The numbers in the graphs below are "sum averages". It might not make intuitive sense, but keep in mind that it is not total minutes.

First is a breakdown by college. Here I include only the top 20 schools (out of the total 77 represented). There were a few borderline cases, and there I tried to use the school played during the most time. I include High School and International players as well for comparison.

I had already expected UCLA to be high on the list. I really started the project to see if my suspicions were true, but the rest of the info that came out of it is pretty cool. We are also now entering the era where the "Straight-From-High-School" Era players are hitting their prime.

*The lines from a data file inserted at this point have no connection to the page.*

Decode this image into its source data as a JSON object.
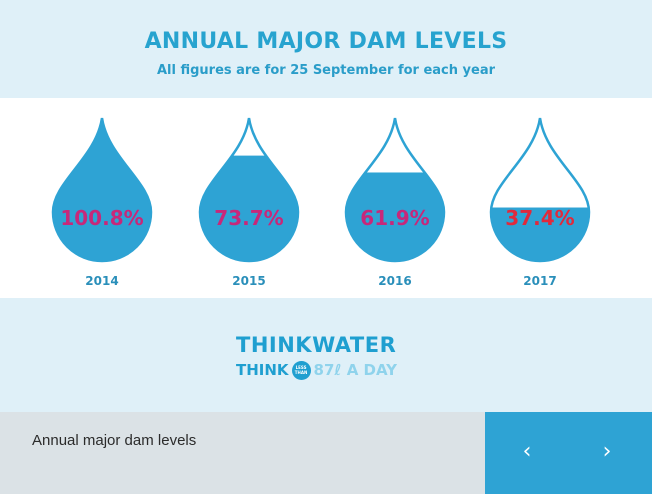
{
  "chart_data": {
    "type": "pictogram",
    "title": "ANNUAL MAJOR DAM LEVELS",
    "subtitle": "All figures are for 25 September for each year",
    "categories": [
      "2014",
      "2015",
      "2016",
      "2017"
    ],
    "values": [
      100.8,
      73.7,
      61.9,
      37.4
    ],
    "value_labels": [
      "100.8%",
      "73.7%",
      "61.9%",
      "37.4%"
    ],
    "unit": "%",
    "label_colors": [
      "#c7287a",
      "#c7287a",
      "#c7287a",
      "#e02a3c"
    ],
    "fill_color": "#2ea3d4"
  },
  "logo": {
    "line1_a": "THINK",
    "line1_b": "WATER",
    "line2_a": "THINK",
    "badge_top": "LESS",
    "badge_bottom": "THAN",
    "line2_b": "87",
    "line2_c": "ℓ A DAY"
  },
  "caption": "Annual major dam levels",
  "nav": {
    "prev": "‹",
    "next": "›"
  }
}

Then I grouped the data into conferences. It should be noted here that I used the most "current" alignments. So Syracuse and Pitt, for example, are listed under the ACC, not the Big East. I just had to choose some sort of rule that I could follow consistently. I also adjusted the numbers to a 10-member conference. Simply by dividing and multiplying so that conferences with fewer schools wouldn't be penalized, and conferences with more schools wouldn't benefit simply from having more members.

I grouped the data into a couple other variables that I thought would be interesting. The following is a breakdown of American players based on what year they left college (plus straight from high school players).

As a note, the top of the list is dominated by High School and Freshman players (and International), but as you move into the middle and bottom of the data, it is dominated by Soph-Jun-Seniors.

Lastly, I broke down the International players (strictly defined as players who did not play college or high school in the US). I determined "ethnicity" by the country in which they played in their first professional ball.